La saga continuó durante todo un año aumentando su truculencia con cada delito. No contento con ultimar custodios circunstanciales, el asesino ejecutó a su cómplice, y luego le disparó a quemarropa a un bebé de pocos meses que milagrosamente salvó su vida. El término no era aún habitual pero Argentina, siempre a la vanguardia, tenía su propio asesino serial. Las teorías, que hicieron las delicias de la crónica roja, llevaban a pensar en un ser torvo, de perfil lombrosiano, probablemente tan deforme físicamente como lo era moralmente. Un Hannibal avant la Lecter. Cuando cayó, las expectativas más morbosas fueron superadas por la realidad.
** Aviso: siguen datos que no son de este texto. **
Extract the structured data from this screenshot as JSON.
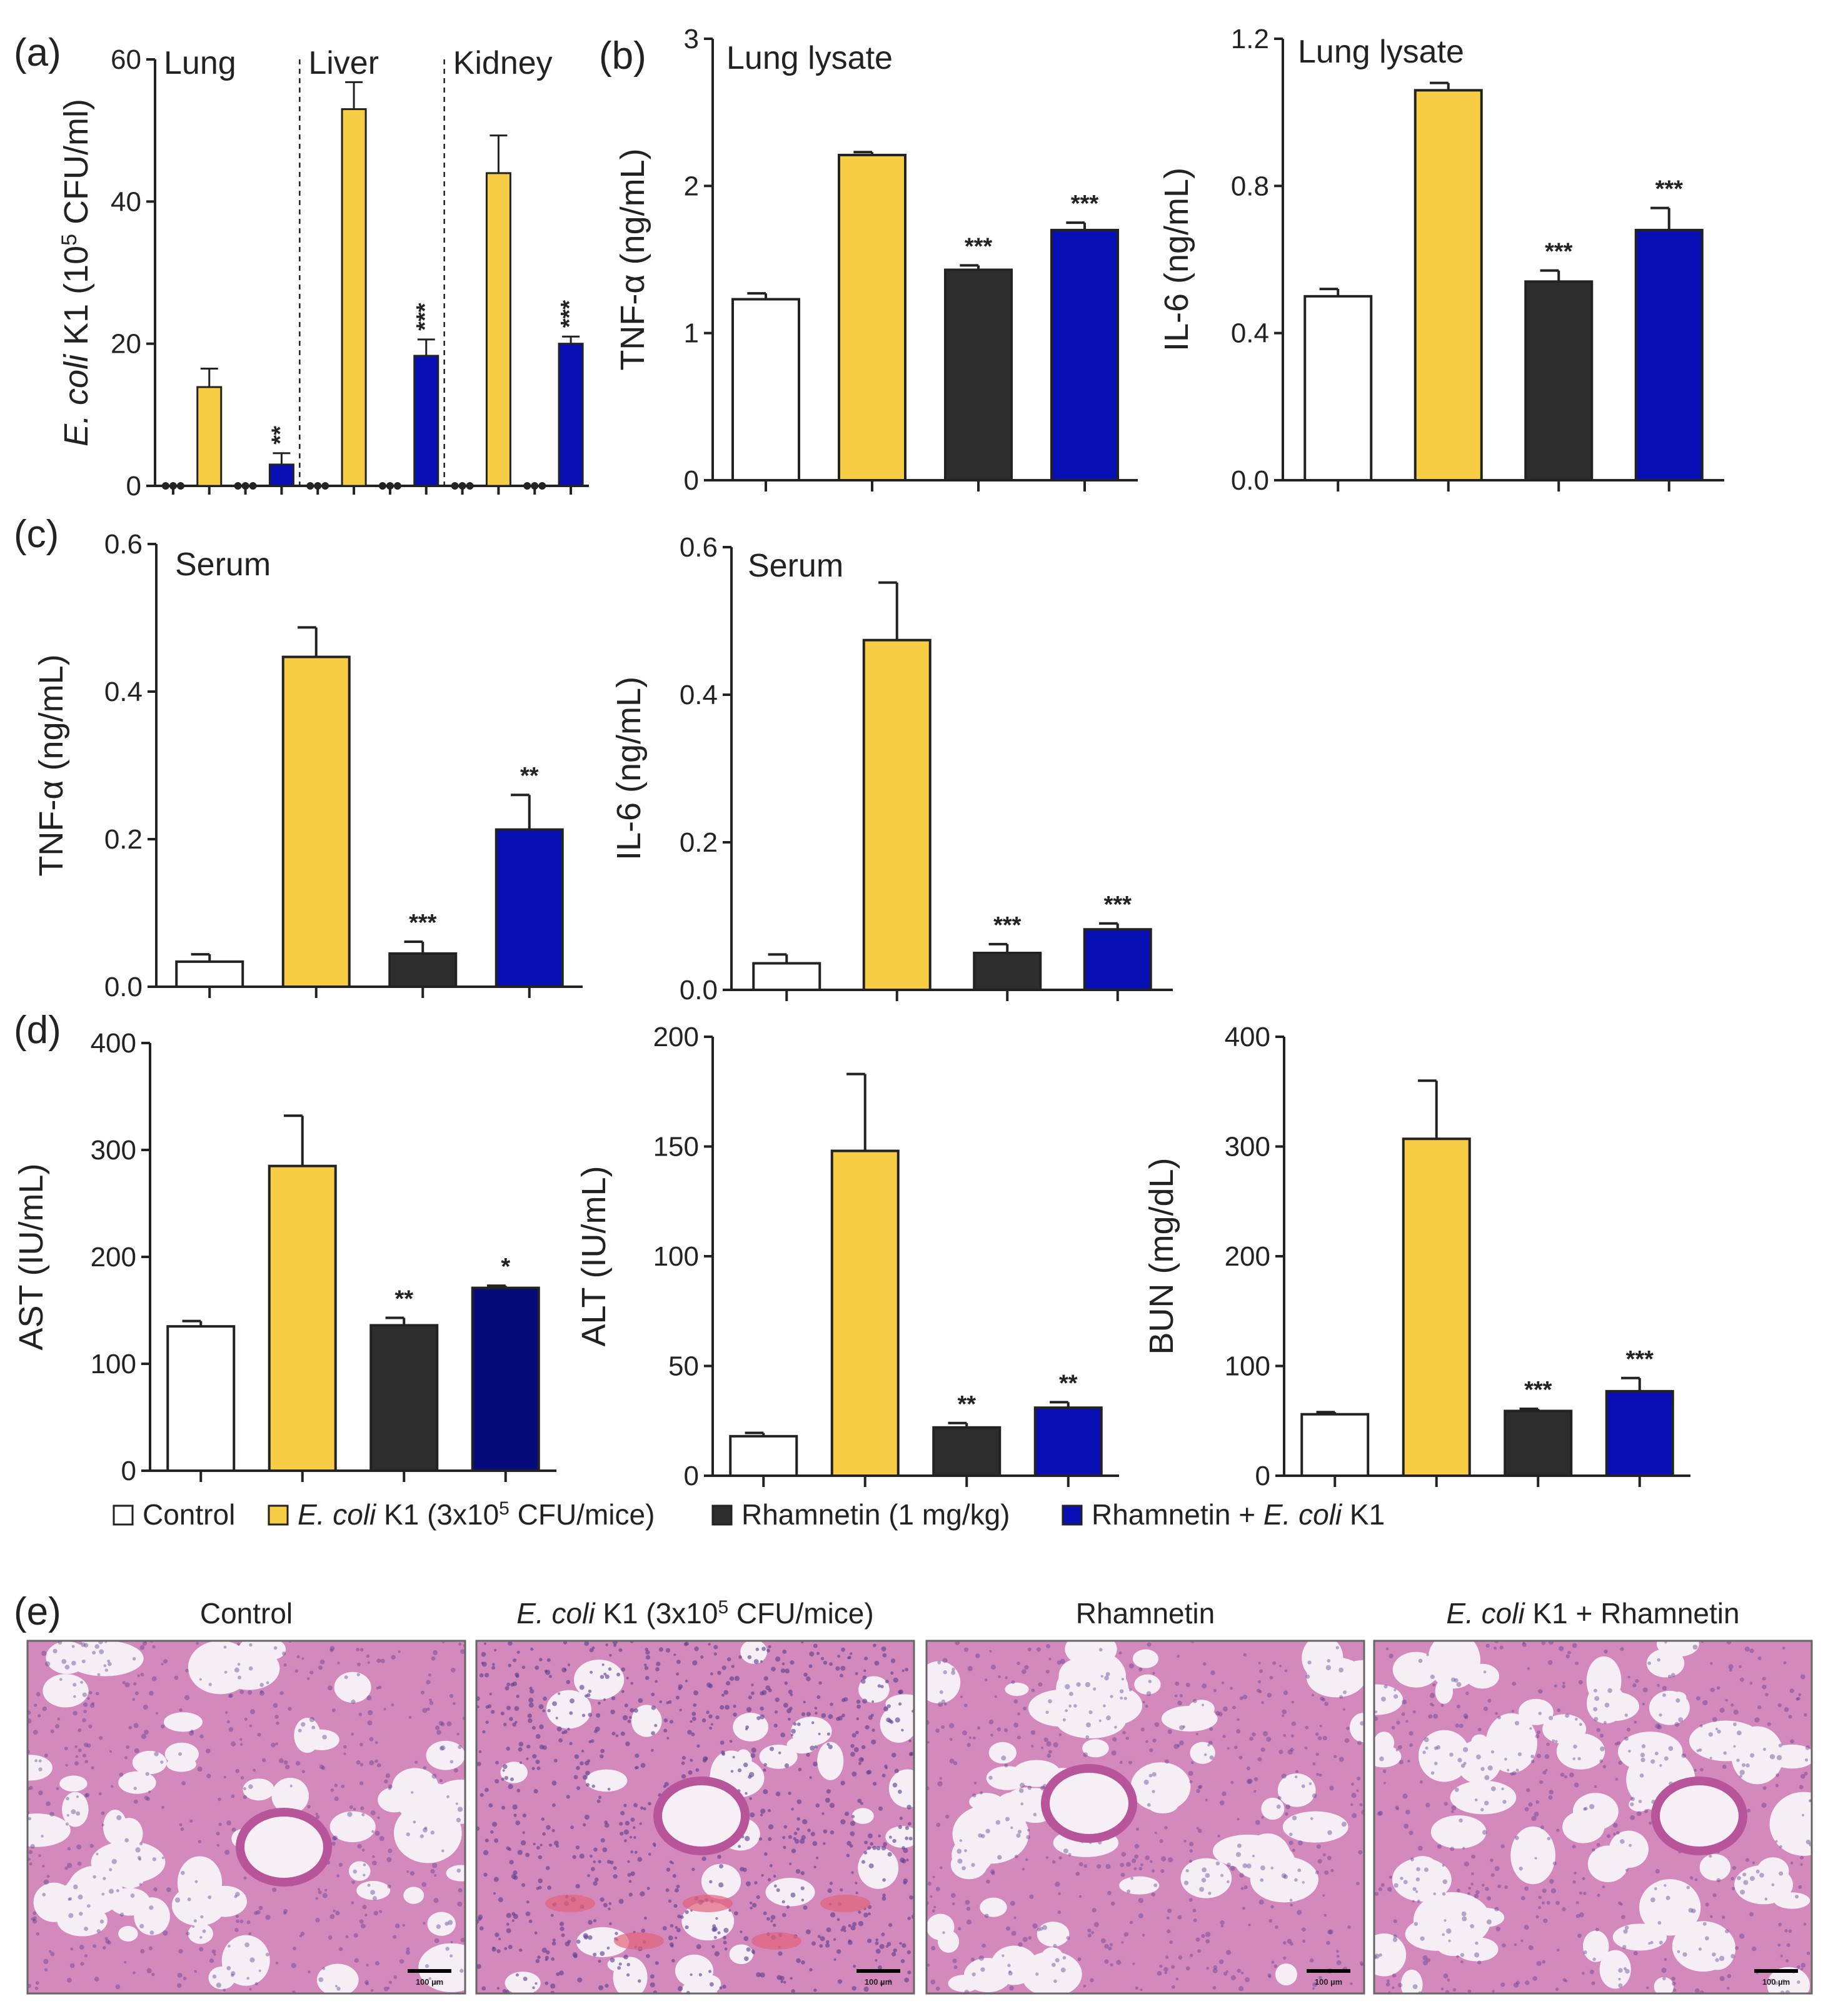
{
  "colors": {
    "control": "#ffffff",
    "ecoli": "#f7cd45",
    "rhamnetin": "#2d2d2d",
    "combo": "#0810b5",
    "combo_ast": "#050b7a",
    "tissue_bg": "#f4e9f2",
    "tissue_cell": "#c05e9f",
    "tissue_nuc": "#5b3f8f"
  },
  "legend": {
    "items": [
      {
        "label": "Control",
        "color_key": "control"
      },
      {
        "label": "E. coli K1 (3x10⁵ CFU/mice)",
        "color_key": "ecoli"
      },
      {
        "label": "Rhamnetin (1 mg/kg)",
        "color_key": "rhamnetin"
      },
      {
        "label": "Rhamnetin + E. coli K1",
        "color_key": "combo"
      }
    ]
  },
  "chart_data": [
    {
      "id": "a",
      "panel_label": "(a)",
      "type": "bar",
      "ylabel": "E. coli K1 (10⁵ CFU/ml)",
      "ylim": [
        0,
        60
      ],
      "yticks": [
        "0",
        "20",
        "40",
        "60"
      ],
      "sections": [
        "Lung",
        "Liver",
        "Kidney"
      ],
      "categories": [
        "Control",
        "E. coli K1",
        "Rhamnetin",
        "Rhamnetin + E. coli K1"
      ],
      "values": [
        [
          0,
          13.9,
          0,
          3.0
        ],
        [
          0,
          53.0,
          0,
          18.3
        ],
        [
          0,
          44.0,
          0,
          20.0
        ]
      ],
      "errors": [
        [
          0,
          2.6,
          0,
          1.6
        ],
        [
          0,
          3.8,
          0,
          2.3
        ],
        [
          0,
          5.3,
          0,
          1.0
        ]
      ],
      "significance": [
        [
          "",
          "",
          "",
          "**"
        ],
        [
          "",
          "",
          "",
          "***"
        ],
        [
          "",
          "",
          "",
          "***"
        ]
      ]
    },
    {
      "id": "b1",
      "panel_label": "(b)",
      "type": "bar",
      "title": "Lung lysate",
      "ylabel": "TNF-α (ng/mL)",
      "ylim": [
        0,
        3
      ],
      "yticks": [
        "0",
        "1",
        "2",
        "3"
      ],
      "categories": [
        "Control",
        "E. coli K1",
        "Rhamnetin",
        "Rhamnetin + E. coli K1"
      ],
      "values": [
        1.23,
        2.21,
        1.43,
        1.7
      ],
      "errors": [
        0.04,
        0.02,
        0.03,
        0.05
      ],
      "significance": [
        "",
        "",
        "***",
        "***"
      ]
    },
    {
      "id": "b2",
      "type": "bar",
      "title": "Lung lysate",
      "ylabel": "IL-6 (ng/mL)",
      "ylim": [
        0,
        1.2
      ],
      "yticks": [
        "0.0",
        "0.4",
        "0.8",
        "1.2"
      ],
      "categories": [
        "Control",
        "E. coli K1",
        "Rhamnetin",
        "Rhamnetin + E. coli K1"
      ],
      "values": [
        0.5,
        1.06,
        0.54,
        0.68
      ],
      "errors": [
        0.02,
        0.02,
        0.03,
        0.06
      ],
      "significance": [
        "",
        "",
        "***",
        "***"
      ]
    },
    {
      "id": "c1",
      "panel_label": "(c)",
      "type": "bar",
      "title": "Serum",
      "ylabel": "TNF-α (ng/mL)",
      "ylim": [
        0,
        0.6
      ],
      "yticks": [
        "0.0",
        "0.2",
        "0.4",
        "0.6"
      ],
      "categories": [
        "Control",
        "E. coli K1",
        "Rhamnetin",
        "Rhamnetin + E. coli K1"
      ],
      "values": [
        0.034,
        0.447,
        0.045,
        0.213
      ],
      "errors": [
        0.01,
        0.04,
        0.016,
        0.047
      ],
      "significance": [
        "",
        "",
        "***",
        "**"
      ]
    },
    {
      "id": "c2",
      "type": "bar",
      "title": "Serum",
      "ylabel": "IL-6 (ng/mL)",
      "ylim": [
        0,
        0.6
      ],
      "yticks": [
        "0.0",
        "0.2",
        "0.4",
        "0.6"
      ],
      "categories": [
        "Control",
        "E. coli K1",
        "Rhamnetin",
        "Rhamnetin + E. coli K1"
      ],
      "values": [
        0.036,
        0.474,
        0.05,
        0.082
      ],
      "errors": [
        0.012,
        0.078,
        0.012,
        0.008
      ],
      "significance": [
        "",
        "",
        "***",
        "***"
      ]
    },
    {
      "id": "d1",
      "panel_label": "(d)",
      "type": "bar",
      "ylabel": "AST (IU/mL)",
      "ylim": [
        0,
        400
      ],
      "yticks": [
        "0",
        "100",
        "200",
        "300",
        "400"
      ],
      "categories": [
        "Control",
        "E. coli K1",
        "Rhamnetin",
        "Rhamnetin + E. coli K1"
      ],
      "values": [
        135,
        285,
        136,
        171
      ],
      "errors": [
        5,
        47,
        7,
        2
      ],
      "significance": [
        "",
        "",
        "**",
        "*"
      ]
    },
    {
      "id": "d2",
      "type": "bar",
      "ylabel": "ALT (IU/mL)",
      "ylim": [
        0,
        200
      ],
      "yticks": [
        "0",
        "50",
        "100",
        "150",
        "200"
      ],
      "categories": [
        "Control",
        "E. coli K1",
        "Rhamnetin",
        "Rhamnetin + E. coli K1"
      ],
      "values": [
        18,
        148,
        22,
        31
      ],
      "errors": [
        1.5,
        35,
        2,
        2.5
      ],
      "significance": [
        "",
        "",
        "**",
        "**"
      ]
    },
    {
      "id": "d3",
      "type": "bar",
      "ylabel": "BUN (mg/dL)",
      "ylim": [
        0,
        400
      ],
      "yticks": [
        "0",
        "100",
        "200",
        "300",
        "400"
      ],
      "categories": [
        "Control",
        "E. coli K1",
        "Rhamnetin",
        "Rhamnetin + E. coli K1"
      ],
      "values": [
        56,
        307,
        59,
        77
      ],
      "errors": [
        2,
        53,
        2,
        12
      ],
      "significance": [
        "",
        "",
        "***",
        "***"
      ]
    }
  ],
  "histology": {
    "panel_label": "(e)",
    "titles": [
      "Control",
      "E. coli K1 (3x10⁵ CFU/mice)",
      "Rhamnetin",
      "E. coli K1 + Rhamnetin"
    ],
    "scale_bar_label": "100 µm"
  }
}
El asesino era un adolescente cuya belleza pendulaba entre la de Marilyn Monroe y la del Tadzio de Muerte en Venecia de Visconti que se estrenaría ese año. Se llamaba Carlos Eduardo Robledo Puch, tenía 20 años recién cumplidos y pasó a ser conocido como El ángel negro o El ángel de la muerte.

La historia presenta un desafío inicial para su rendimiento cinematográfico. El criminal no arrastra un pasado disfuncional, si exceptuamos la distancia que su padre guardaba y que dio pie a dudas, nunca probadas sobre su paternidad. En términos generales, el niño era un producto típico de la vapuleada clase media argentina, hijo único, solitario y mal estudiante, dado a aventuras bohemias y tentado por el dinero fácil y la rapidez de carros y motos a los que no podía acceder.

El libreto sortea bien ese primer escollo. El ángel es un criminal sin más motivo que su frivolidad y la escalada criminal se va encadenando de manera lógica, en un juego de contrastes que va desde la tibia sobreprotección de la madre a las malas juntas y la fascinación por las armas y el delito. A partir de ahí, el libreto va acumulando los hechos con una precisión digna del mejor cine negro americano, tensando la dialéctica antes mencionada. De un lado, la atmósfera gris y estable de un barrio de clase media argentina, por el otro, el doble poder ruptural del asesino: el de su belleza angelical que camufla una pulsión de muerte y una insaciable capacidad de crueldad.

A diferencia de un criminal común –si es que acaso es común un criminal–, un sociópata carece de móvil. En el caso de Ángel (la película apenas lo llamará por su nombre en una de las últimas escenas) hay un móvil aparente, pero esos pequeños delitos de robagallinas no guardan ninguna proporción con la violencia innecesaria en la cual el protagonista se regodea. No hay otra forma de describir esa distancia que con la frialdad con la cual la cinta describe esos asesinatos y esa falta de opinión, esa meticulosidad con la que la historia es narrada. Porque el libreto se inspira en un libro excelente, El ángel negro de Rodolfo Palacios (quien también firma el guion), en el cual el autor confiesa la fascinación que el personaje, hoy de 69 años, condenado a cadena perpetua, ejerció sobre él y sobre los involucrados en su aprehensión.

Parte de esa fascinación que deriva de la incongruencia entre maldad y belleza, identidad sexual indefinida, pasión por su defensa y confesión despreocupada de sus crímenes permea un filme fascinante, que recrea la muy lejana década en la cual los demonios todavía no se habían soltado. Porque curiosamente, en una época en la cual todo estaba teñido de política, el caso Robledo Puch es un compartimento aislado de la sociedad, por su propia y muy peculiar rareza. El ángel es un ser totalmente aislado del mundo porque su alteridad está formada por esa aleación más propia de la literatura fantástica que de la crónica policial: la pulsión de muerte envuelta en la finura de sus rasgos. La película sabe respetar esa distancia, lo cual le permite evitar regodearse en los detalles más morbosos y evitar el sensacionalismo fácil que el affaire prometía. Un excelente policial del Sur con una muy buena reconstrucción de época.

El ángel. Argentina – España. 2018. Director: Luis Ortega. Con Lorenzo Ferro, Cecilia Roth, Chino Darín.